To those who knew Davis, he was certainly an individual. Unlike most area blues musicians, he played gigs with a 7-member band, which included a 3-man horn section. He also performed mainly original compositions, and brandished a confidence that many veteran artists decades older lack.

“That’s why Eric Davis was different,” Mangiullo says. “The moment he was on stage, he had something to say. He wanted to be the focus of that moment. He wanted to tell people about his life in his music and lyrics, and he wanted to be honest about that. He was telling people, ‘this is where I’m coming from, my mother told me I was born to lose and I think she was right.’”

Then there was his wardrobe: A muscular frame fit into tank-tops or vests, showcasing his many tattoos, plus flip-flops and a bandana on his head. Leslie Bell, his life partner of 13 years and mother to his three children, says she met Davis while waiting for the bus at the corner of 63rd St. and Aberdeen. He pulled a U-turn and she took notice. They remained together ever since.

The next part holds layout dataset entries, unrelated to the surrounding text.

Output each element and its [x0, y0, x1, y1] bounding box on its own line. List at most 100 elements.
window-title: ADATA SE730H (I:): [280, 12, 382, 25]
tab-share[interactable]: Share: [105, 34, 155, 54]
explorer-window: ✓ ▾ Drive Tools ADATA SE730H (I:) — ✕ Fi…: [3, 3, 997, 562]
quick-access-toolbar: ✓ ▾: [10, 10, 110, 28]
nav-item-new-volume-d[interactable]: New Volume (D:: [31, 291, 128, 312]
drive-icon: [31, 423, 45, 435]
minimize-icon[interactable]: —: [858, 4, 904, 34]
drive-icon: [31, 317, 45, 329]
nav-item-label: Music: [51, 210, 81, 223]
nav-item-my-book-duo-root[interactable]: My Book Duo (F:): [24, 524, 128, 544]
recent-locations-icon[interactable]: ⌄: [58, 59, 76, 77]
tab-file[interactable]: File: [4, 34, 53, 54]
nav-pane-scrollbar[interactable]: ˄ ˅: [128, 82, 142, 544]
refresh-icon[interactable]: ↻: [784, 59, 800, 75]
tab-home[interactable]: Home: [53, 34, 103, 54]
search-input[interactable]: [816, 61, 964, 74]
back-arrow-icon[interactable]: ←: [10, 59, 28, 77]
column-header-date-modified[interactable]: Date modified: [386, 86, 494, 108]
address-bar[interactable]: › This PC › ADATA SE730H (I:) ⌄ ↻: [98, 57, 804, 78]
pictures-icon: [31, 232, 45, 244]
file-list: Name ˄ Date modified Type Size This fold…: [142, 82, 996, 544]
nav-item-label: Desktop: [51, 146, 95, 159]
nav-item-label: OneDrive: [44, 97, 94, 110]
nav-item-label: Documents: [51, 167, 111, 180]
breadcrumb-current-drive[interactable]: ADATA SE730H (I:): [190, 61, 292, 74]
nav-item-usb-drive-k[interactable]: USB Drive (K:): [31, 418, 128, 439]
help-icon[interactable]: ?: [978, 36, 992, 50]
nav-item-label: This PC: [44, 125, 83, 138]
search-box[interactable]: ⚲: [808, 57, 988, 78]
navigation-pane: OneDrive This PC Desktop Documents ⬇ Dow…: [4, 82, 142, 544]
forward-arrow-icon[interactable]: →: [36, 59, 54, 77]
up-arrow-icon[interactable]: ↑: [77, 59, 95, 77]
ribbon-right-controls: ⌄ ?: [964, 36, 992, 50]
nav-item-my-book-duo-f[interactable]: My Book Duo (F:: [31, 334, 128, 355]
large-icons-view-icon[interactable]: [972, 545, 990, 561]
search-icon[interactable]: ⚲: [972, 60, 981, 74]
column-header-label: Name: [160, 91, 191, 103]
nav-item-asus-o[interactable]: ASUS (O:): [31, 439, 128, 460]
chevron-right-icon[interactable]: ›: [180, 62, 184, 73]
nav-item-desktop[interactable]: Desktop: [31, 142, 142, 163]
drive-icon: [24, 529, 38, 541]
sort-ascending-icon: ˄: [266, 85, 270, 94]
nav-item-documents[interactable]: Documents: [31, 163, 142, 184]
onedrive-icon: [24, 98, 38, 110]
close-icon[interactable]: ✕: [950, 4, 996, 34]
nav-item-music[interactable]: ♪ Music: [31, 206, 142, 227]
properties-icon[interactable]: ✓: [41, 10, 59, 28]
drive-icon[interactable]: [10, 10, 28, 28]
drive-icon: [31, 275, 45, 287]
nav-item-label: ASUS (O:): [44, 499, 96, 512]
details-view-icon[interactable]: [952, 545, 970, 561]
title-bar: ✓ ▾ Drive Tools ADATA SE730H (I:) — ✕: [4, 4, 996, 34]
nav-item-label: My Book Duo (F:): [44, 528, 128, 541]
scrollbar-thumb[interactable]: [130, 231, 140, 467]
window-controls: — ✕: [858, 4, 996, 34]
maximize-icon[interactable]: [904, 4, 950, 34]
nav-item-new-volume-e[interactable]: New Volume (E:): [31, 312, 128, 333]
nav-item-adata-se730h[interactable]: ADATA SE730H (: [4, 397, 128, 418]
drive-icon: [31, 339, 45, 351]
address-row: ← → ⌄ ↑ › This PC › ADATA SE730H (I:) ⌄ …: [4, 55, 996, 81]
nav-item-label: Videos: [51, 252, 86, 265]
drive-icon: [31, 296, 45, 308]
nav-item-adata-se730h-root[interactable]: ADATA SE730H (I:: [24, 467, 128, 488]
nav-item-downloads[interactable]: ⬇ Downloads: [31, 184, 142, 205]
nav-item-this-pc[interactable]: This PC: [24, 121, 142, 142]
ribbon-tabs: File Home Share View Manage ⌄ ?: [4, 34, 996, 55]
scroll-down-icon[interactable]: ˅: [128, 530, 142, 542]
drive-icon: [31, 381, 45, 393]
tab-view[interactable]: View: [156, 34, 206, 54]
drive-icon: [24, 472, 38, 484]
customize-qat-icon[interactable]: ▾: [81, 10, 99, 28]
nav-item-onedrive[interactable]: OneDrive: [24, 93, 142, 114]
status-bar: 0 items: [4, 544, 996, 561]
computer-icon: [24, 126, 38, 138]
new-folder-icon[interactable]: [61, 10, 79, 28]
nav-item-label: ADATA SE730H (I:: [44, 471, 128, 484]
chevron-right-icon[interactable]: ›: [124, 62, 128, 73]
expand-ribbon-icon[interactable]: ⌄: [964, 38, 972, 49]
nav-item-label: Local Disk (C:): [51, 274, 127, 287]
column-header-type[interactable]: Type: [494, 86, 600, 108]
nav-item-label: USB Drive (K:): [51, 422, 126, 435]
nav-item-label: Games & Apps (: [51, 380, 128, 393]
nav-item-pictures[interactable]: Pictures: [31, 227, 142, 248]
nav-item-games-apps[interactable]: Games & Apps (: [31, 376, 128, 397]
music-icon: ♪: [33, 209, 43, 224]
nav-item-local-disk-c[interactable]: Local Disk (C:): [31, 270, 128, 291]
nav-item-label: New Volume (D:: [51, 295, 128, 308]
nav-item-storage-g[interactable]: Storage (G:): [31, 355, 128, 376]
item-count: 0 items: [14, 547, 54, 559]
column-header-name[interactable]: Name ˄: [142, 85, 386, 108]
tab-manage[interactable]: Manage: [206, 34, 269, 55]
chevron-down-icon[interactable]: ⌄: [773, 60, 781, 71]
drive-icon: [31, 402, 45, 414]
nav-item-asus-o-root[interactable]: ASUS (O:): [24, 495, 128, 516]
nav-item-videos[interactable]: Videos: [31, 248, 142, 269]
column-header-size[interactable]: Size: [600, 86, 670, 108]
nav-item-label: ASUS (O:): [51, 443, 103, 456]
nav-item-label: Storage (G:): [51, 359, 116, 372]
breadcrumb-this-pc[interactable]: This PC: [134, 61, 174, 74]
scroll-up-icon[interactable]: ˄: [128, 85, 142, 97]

“He was very unique. People thought he was a thug. But he used to say ‘someday, somebody is going to see me for who I am, you just watch’,” she said.

Davis became a rising star on the club circuit and, when he traveled the Midwest, phoned ahead to see if he could bring his three children who are all musicians — Jemyria, an 11-year-old bassist, Isaiah, a 9-year-old drummer, and Ivory, a 13-year-old rapper. All three children will perform at the benefit Sunday.

Eric "Guitar" Davis / Photo from Chicago Sun-Times

Eric "Guitar" Davis / Photo from Chicago Sun-Times

Bell says because Davis made a commitment to his music and his family, his career took off in the way he dreamed. In talking to the Illinois Entertainer, he professed surprise that his music took him to Europe several times.

“I never thought I’d leave this country when I was on the streets. My destiny was to be dead, strung out on drugs, or in the penitentiary. But the blues was always in me, it was just about how to get it out and when to get it out,” he said.

To Bell, watching video of audiences in Italy knowing his songs well enough to sing them back to him, is evidence he knew what he was doing. “Eric’s music was going exactly where he wanted it to go — to people’s hearts,” she says.

She remembers Davis retreating to his car to write songs, and later walking them inside their home to talk with her about them.

“One song I asked him about had the lyric, ‘country roads, I’m coming home’ and I said, ‘Eric, you’re not from the country, you’re not from down South, what do you mean?’ And he said, ‘when I’m traveling, everywhere I go, each time I step into a blues club, I’m home’’” she remembers.